In 2013 Kiani founded the Patient Safety Movement Foundation through the support of the Masimo Foundation for Ethics, Innovation, and Competition in Healthcare. More than 200,000 preventable patient deaths occur each year in U.S. hospitals. The Patient Safety Movement is committed to reducing these deaths to zero by 2020. The Foundation also convenes the action-oriented annual Patient Safety, Science & Technology summit.

On September 24, 2013, Kiani appeared before the Senate Health, Education, Labor & Pensions Committee and laid out five steps to help eradicate preventable patient deaths.
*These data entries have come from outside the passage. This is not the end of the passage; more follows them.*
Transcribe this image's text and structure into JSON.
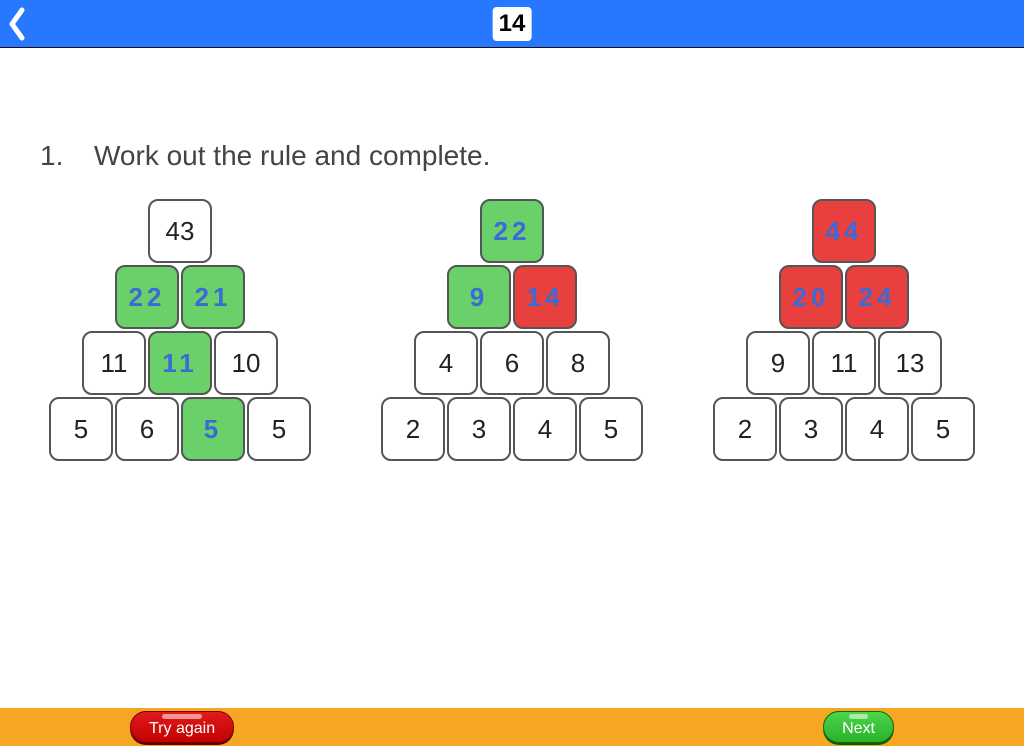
{
  "header": {
    "page_number": "14"
  },
  "question": {
    "number": "1.",
    "text": "Work out the rule and complete."
  },
  "pyramids": [
    {
      "rows": [
        [
          {
            "v": "43",
            "s": "given"
          }
        ],
        [
          {
            "v": "22",
            "s": "correct"
          },
          {
            "v": "21",
            "s": "correct"
          }
        ],
        [
          {
            "v": "11",
            "s": "given"
          },
          {
            "v": "11",
            "s": "correct"
          },
          {
            "v": "10",
            "s": "given"
          }
        ],
        [
          {
            "v": "5",
            "s": "given"
          },
          {
            "v": "6",
            "s": "given"
          },
          {
            "v": "5",
            "s": "correct"
          },
          {
            "v": "5",
            "s": "given"
          }
        ]
      ]
    },
    {
      "rows": [
        [
          {
            "v": "22",
            "s": "correct"
          }
        ],
        [
          {
            "v": "9",
            "s": "correct"
          },
          {
            "v": "14",
            "s": "wrong"
          }
        ],
        [
          {
            "v": "4",
            "s": "given"
          },
          {
            "v": "6",
            "s": "given"
          },
          {
            "v": "8",
            "s": "given"
          }
        ],
        [
          {
            "v": "2",
            "s": "given"
          },
          {
            "v": "3",
            "s": "given"
          },
          {
            "v": "4",
            "s": "given"
          },
          {
            "v": "5",
            "s": "given"
          }
        ]
      ]
    },
    {
      "rows": [
        [
          {
            "v": "44",
            "s": "wrong"
          }
        ],
        [
          {
            "v": "20",
            "s": "wrong"
          },
          {
            "v": "24",
            "s": "wrong"
          }
        ],
        [
          {
            "v": "9",
            "s": "given"
          },
          {
            "v": "11",
            "s": "given"
          },
          {
            "v": "13",
            "s": "given"
          }
        ],
        [
          {
            "v": "2",
            "s": "given"
          },
          {
            "v": "3",
            "s": "given"
          },
          {
            "v": "4",
            "s": "given"
          },
          {
            "v": "5",
            "s": "given"
          }
        ]
      ]
    }
  ],
  "footer": {
    "try_again": "Try again",
    "next": "Next"
  }
}
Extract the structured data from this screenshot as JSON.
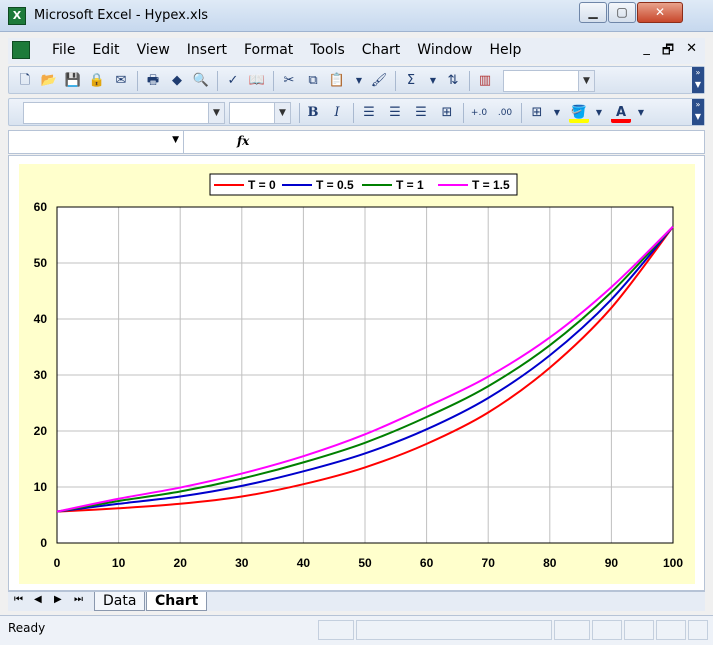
{
  "window": {
    "title": "Microsoft Excel - Hypex.xls",
    "app_icon_letter": "X",
    "minimize": "▁",
    "maximize": "▢",
    "close": "✕"
  },
  "menu": {
    "items": [
      "File",
      "Edit",
      "View",
      "Insert",
      "Format",
      "Tools",
      "Chart",
      "Window",
      "Help"
    ],
    "ctrl_min": "_",
    "ctrl_restore": "🗗",
    "ctrl_close": "✕"
  },
  "toolbar": {
    "sum_label": "Σ",
    "bold_label": "B",
    "italic_label": "I",
    "increase_decimal_label": "+.0",
    "decrease_decimal_label": ".00",
    "font_color_label": "A"
  },
  "formula_bar": {
    "fx_label": "fx",
    "value": ""
  },
  "sheet_tabs": {
    "nav": [
      "⏮",
      "◀",
      "▶",
      "⏭"
    ],
    "tabs": [
      {
        "label": "Data",
        "active": false
      },
      {
        "label": "Chart",
        "active": true
      }
    ]
  },
  "status": {
    "text": "Ready"
  },
  "colors": {
    "chart_background": "#ffffcc",
    "plot_background": "#ffffff",
    "gridline": "#c0c0c0",
    "t0": "#ff0000",
    "t05": "#0000cc",
    "t1": "#008000",
    "t15": "#ff00ff"
  },
  "chart_data": {
    "type": "line",
    "title": "",
    "xlabel": "",
    "ylabel": "",
    "xlim": [
      0,
      100
    ],
    "ylim": [
      0,
      60
    ],
    "xticks": [
      0,
      10,
      20,
      30,
      40,
      50,
      60,
      70,
      80,
      90,
      100
    ],
    "yticks": [
      0,
      10,
      20,
      30,
      40,
      50,
      60
    ],
    "grid": true,
    "legend_position": "top",
    "x": [
      0,
      10,
      20,
      30,
      40,
      50,
      60,
      70,
      80,
      90,
      100
    ],
    "series": [
      {
        "name": "T = 0",
        "color": "#ff0000",
        "values": [
          5.6,
          6.2,
          7.0,
          8.3,
          10.5,
          13.5,
          17.7,
          23.3,
          31.3,
          42.0,
          56.5
        ]
      },
      {
        "name": "T = 0.5",
        "color": "#0000cc",
        "values": [
          5.6,
          7.0,
          8.3,
          10.2,
          12.8,
          16.0,
          20.3,
          25.9,
          33.5,
          43.5,
          56.5
        ]
      },
      {
        "name": "T = 1",
        "color": "#008000",
        "values": [
          5.6,
          7.5,
          9.2,
          11.5,
          14.4,
          17.9,
          22.5,
          28.0,
          35.3,
          44.8,
          56.5
        ]
      },
      {
        "name": "T = 1.5",
        "color": "#ff00ff",
        "values": [
          5.6,
          7.9,
          9.9,
          12.4,
          15.5,
          19.4,
          24.3,
          29.7,
          36.7,
          45.7,
          56.5
        ]
      }
    ]
  }
}
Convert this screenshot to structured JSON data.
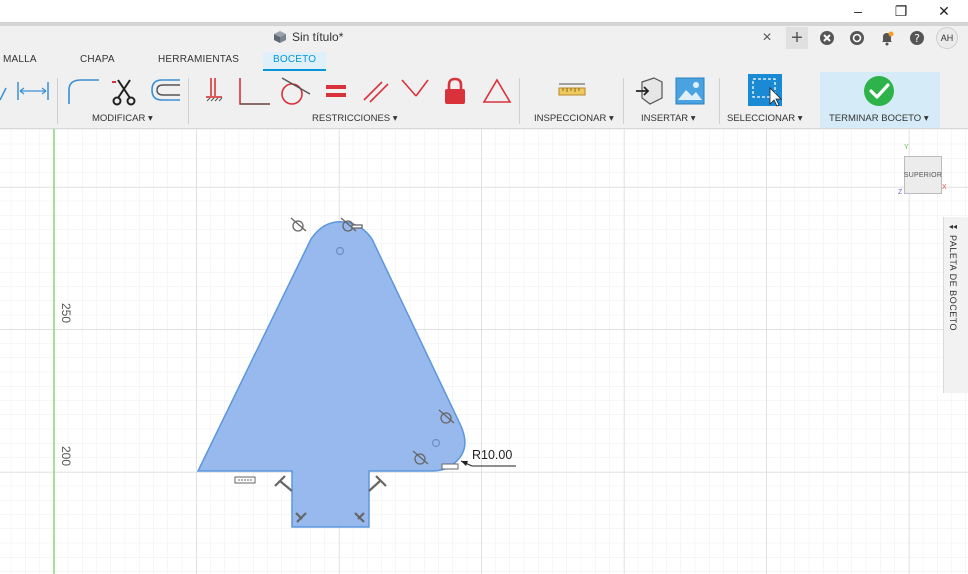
{
  "window": {
    "minimize_icon": "minimize-icon",
    "restore_icon": "restore-icon",
    "close_icon": "close-icon",
    "minimize_glyph": "–",
    "restore_glyph": "❐",
    "close_glyph": "✕"
  },
  "document": {
    "title": "Sin título*",
    "close_glyph": "×",
    "add_glyph": "+"
  },
  "user": {
    "initials": "AH"
  },
  "workspace_tabs": {
    "malla": "MALLA",
    "chapa": "CHAPA",
    "herramientas": "HERRAMIENTAS",
    "boceto": "BOCETO"
  },
  "toolbar_groups": {
    "modificar": "MODIFICAR ▾",
    "restricciones": "RESTRICCIONES ▾",
    "inspeccionar": "INSPECCIONAR ▾",
    "insertar": "INSERTAR ▾",
    "seleccionar": "SELECCIONAR ▾",
    "terminar": "TERMINAR BOCETO ▾"
  },
  "canvas": {
    "ruler_250": "250",
    "ruler_200": "200",
    "dimension": "R10.00"
  },
  "viewcube": {
    "face": "SUPERIOR",
    "x": "X",
    "y": "Y",
    "z": "Z"
  },
  "palette": {
    "label": "PALETA DE BOCETO",
    "collapse_glyph": "◂◂"
  },
  "colors": {
    "accent": "#0696d7",
    "sketch_fill": "#8fb3ec",
    "sketch_stroke": "#5b97dd",
    "constraint_red": "#d9323a",
    "finish_green": "#2eb24a",
    "axis_green": "#7fd36b"
  }
}
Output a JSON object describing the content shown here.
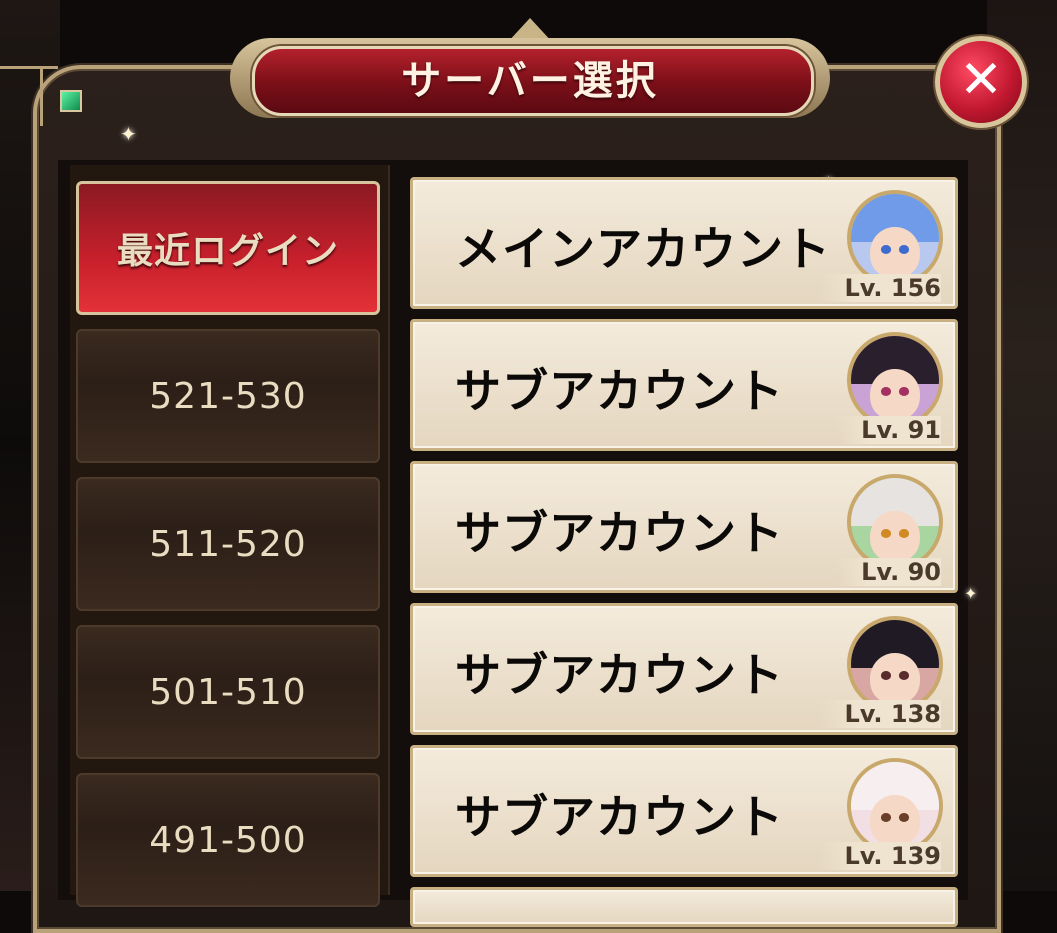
{
  "title": "サーバー選択",
  "close_icon": "close-x-icon",
  "tabs": [
    {
      "label": "最近ログイン",
      "active": true
    },
    {
      "label": "521-530",
      "active": false
    },
    {
      "label": "511-520",
      "active": false
    },
    {
      "label": "501-510",
      "active": false
    },
    {
      "label": "491-500",
      "active": false
    }
  ],
  "accounts": [
    {
      "label": "メインアカウント",
      "level": "Lv. 156"
    },
    {
      "label": "サブアカウント",
      "level": "Lv. 91"
    },
    {
      "label": "サブアカウント",
      "level": "Lv. 90"
    },
    {
      "label": "サブアカウント",
      "level": "Lv. 138"
    },
    {
      "label": "サブアカウント",
      "level": "Lv. 139"
    }
  ],
  "colors": {
    "accent_red": "#c8202c",
    "gold_border": "#c9b083",
    "card_bg": "#f4ebdc",
    "dark_panel": "#22180f"
  }
}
Senator Tom Harkin, D-Iowa, said the hearing was "The most important hearing this committee would hold all year."

Also on September 24, 2013, the Patient Safety Movement announced its Commitment to Action to reduce preventable patient deaths in U.S. hospitals to zero by 2020 at the 2013 Clinton Global Initiative (CGI) Annual Meeting in New York.

In March 2014, Forbes interviewed Kiani in an article called "Re-Engineering Healthcare To Eliminate Preventable Deaths".

On April 1, 2014, Kiani was named by Becker's Hospital Review as one of "50 Experts Leading the Field of Patient Safety". Kiani was the only patient safety expert named who is also a medical technology company CEO.